It is not unusual to get widely-varying parameter values that nevertheless produce a successful approximation of the objective function to the data with ga (and other optimisation algorithms), since different combinations of values will still produce values of the objective function (especially with complicated objective functions) that create approximately the same values within the function. If the fit is appropriate (looking at the plot or using statistical goodness-of-fit measures), then the parameters are likely correct.
Since the parameter constraints appear to be necessary in order to be appropriate to the physics of the ‘d2’ function, look carefully at your data to be certain the units, scale factors, and other necessary values match those that ‘d2’ uses and returns. That is the only reason I can think of for the fit to be as poor as it is.
Hi again, many thanks for your fast reply. I think you resolved the whole problem!
The 'a' part has been a typing mistake (translation issue, my bad). I'm sorry
beta; from [0 to a 1]
I know the fit is not good when restricting the parameters, but it's mandatory and at the end it's the best one! hahah
No worries about the‘hmsdv’ function, you certainly did a great job! Congrats!
Now the final part for me is to implement your code on my code to be able to fit thousands of curves. If you are wondering why I need to do this it's for a statitical study (in your case I would be intrigued).

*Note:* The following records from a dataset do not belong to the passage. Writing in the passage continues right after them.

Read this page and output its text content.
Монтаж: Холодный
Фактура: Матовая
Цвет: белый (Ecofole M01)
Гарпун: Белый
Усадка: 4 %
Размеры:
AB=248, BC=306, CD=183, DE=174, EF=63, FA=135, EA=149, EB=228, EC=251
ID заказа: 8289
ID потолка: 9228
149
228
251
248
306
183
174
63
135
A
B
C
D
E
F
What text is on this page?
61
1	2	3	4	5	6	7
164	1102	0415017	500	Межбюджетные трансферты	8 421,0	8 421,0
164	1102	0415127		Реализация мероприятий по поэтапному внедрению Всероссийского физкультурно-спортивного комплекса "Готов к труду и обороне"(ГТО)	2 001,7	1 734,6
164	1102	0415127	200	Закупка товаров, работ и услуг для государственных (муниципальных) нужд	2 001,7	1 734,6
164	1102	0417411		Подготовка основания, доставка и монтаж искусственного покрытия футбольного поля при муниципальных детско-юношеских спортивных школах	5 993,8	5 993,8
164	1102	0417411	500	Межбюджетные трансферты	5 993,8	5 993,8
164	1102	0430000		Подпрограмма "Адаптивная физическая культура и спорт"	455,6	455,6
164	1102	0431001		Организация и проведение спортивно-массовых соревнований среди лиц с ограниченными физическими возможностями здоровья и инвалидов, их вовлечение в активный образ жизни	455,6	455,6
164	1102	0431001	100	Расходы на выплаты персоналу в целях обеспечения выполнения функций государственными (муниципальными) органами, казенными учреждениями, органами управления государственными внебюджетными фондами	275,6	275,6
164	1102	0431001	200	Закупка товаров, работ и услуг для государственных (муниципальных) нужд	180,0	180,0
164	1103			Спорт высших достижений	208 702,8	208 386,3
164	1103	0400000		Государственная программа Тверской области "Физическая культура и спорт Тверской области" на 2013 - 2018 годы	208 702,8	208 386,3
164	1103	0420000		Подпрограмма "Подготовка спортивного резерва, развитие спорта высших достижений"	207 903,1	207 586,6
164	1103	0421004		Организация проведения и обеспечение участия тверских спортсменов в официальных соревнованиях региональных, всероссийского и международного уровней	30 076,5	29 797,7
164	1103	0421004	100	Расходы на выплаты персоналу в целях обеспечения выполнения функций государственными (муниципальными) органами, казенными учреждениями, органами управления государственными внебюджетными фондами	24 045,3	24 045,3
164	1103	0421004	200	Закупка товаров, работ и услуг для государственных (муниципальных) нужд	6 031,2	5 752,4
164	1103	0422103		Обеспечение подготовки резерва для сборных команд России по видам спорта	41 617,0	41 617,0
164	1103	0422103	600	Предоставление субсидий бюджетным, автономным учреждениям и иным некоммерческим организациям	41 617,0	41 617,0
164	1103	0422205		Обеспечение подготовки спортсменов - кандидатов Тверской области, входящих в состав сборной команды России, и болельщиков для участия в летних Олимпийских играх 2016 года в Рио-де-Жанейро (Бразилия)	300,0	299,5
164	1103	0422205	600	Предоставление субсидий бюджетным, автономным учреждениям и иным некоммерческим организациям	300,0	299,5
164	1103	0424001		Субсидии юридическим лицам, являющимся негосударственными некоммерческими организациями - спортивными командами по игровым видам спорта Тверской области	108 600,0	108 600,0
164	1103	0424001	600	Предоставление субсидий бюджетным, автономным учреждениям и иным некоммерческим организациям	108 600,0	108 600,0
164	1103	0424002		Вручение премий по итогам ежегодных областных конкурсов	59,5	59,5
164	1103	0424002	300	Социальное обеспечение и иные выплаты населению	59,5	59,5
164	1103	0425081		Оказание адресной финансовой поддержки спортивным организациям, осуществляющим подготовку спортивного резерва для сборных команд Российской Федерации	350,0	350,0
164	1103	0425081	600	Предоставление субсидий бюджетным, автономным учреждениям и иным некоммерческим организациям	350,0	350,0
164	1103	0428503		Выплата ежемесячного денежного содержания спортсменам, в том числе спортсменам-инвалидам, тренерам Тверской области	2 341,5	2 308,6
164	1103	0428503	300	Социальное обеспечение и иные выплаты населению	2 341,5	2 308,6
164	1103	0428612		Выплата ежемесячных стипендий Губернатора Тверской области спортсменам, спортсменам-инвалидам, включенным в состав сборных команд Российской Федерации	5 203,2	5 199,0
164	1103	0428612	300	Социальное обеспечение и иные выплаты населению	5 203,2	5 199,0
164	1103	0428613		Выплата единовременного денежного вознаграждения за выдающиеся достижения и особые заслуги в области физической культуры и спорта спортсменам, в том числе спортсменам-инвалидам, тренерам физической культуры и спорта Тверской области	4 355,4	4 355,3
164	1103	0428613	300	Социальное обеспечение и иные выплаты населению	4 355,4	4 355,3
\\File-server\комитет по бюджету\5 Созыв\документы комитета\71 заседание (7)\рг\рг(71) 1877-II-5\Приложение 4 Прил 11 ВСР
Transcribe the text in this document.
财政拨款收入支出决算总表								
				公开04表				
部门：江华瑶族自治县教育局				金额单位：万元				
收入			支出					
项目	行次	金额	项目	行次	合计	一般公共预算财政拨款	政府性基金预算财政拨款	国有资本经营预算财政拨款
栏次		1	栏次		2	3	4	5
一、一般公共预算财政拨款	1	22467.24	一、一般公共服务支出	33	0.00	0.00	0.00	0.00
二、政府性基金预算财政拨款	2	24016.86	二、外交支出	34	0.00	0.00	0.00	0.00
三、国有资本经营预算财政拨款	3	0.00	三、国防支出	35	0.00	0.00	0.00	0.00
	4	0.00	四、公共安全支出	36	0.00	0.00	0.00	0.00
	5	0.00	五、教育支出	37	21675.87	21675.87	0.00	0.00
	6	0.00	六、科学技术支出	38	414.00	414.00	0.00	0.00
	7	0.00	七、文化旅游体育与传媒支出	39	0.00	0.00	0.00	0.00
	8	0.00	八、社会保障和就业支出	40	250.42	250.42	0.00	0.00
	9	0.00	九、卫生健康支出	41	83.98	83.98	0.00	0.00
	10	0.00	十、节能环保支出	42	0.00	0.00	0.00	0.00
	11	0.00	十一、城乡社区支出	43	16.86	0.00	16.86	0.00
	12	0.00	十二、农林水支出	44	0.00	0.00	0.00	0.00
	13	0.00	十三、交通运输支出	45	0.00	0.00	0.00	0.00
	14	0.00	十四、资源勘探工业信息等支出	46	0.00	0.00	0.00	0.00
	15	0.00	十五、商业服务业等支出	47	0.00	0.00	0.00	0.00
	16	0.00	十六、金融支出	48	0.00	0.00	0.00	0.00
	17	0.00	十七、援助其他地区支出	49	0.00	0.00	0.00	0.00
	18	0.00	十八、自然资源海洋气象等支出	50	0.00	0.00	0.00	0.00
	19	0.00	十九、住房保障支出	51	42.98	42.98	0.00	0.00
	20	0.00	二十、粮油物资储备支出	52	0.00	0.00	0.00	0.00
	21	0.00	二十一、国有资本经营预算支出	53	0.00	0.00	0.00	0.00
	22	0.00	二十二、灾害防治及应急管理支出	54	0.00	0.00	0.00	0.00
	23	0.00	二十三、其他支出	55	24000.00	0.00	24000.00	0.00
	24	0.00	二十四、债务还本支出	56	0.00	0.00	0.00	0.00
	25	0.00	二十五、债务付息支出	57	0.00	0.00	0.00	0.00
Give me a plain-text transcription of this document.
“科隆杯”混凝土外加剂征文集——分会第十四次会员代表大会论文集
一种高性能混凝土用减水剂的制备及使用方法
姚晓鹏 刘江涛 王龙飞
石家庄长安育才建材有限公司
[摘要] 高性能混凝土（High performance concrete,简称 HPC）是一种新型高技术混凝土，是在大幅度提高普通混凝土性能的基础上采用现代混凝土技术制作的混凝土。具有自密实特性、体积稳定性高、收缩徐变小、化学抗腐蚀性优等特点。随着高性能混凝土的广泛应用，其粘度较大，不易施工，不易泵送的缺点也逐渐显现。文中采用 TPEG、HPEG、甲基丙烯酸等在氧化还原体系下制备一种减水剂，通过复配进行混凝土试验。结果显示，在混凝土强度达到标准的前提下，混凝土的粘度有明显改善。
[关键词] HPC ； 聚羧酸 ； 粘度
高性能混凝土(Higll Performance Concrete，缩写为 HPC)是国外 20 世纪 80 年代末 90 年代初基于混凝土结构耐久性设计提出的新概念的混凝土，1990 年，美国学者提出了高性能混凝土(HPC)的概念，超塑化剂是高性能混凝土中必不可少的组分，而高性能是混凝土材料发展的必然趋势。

Many many thanks again, it would not have been posibble without your help. My sincere appreciation for your excellent work
Best regards,
As always, my pleasure!
I very much appreciate your compliments!
I did not realise before that my attempt to change the (,) to (.) in your data did not work correctly, (the values were off by an order of magnitude), so I changed them manually.
I then re-ran my ga code:
[B,fval,exitflag,output] = ga(ftns, Parms, [],[],[],[],[0 0 0 0],[1 15 300 3],[],[],opts)
and got these parameters:
Parameters:
B(1) = 0.93329
B(2) = 15.00000
B(3) = 120.59092
B(4) = 0.36837
and this plot:
Curve fitting by Genetic Algorithm - 2019 10 19.png
Impressive! This is even better! Many many thanks again for your dedication, I owe you one!
Regards
As always, my pleasure!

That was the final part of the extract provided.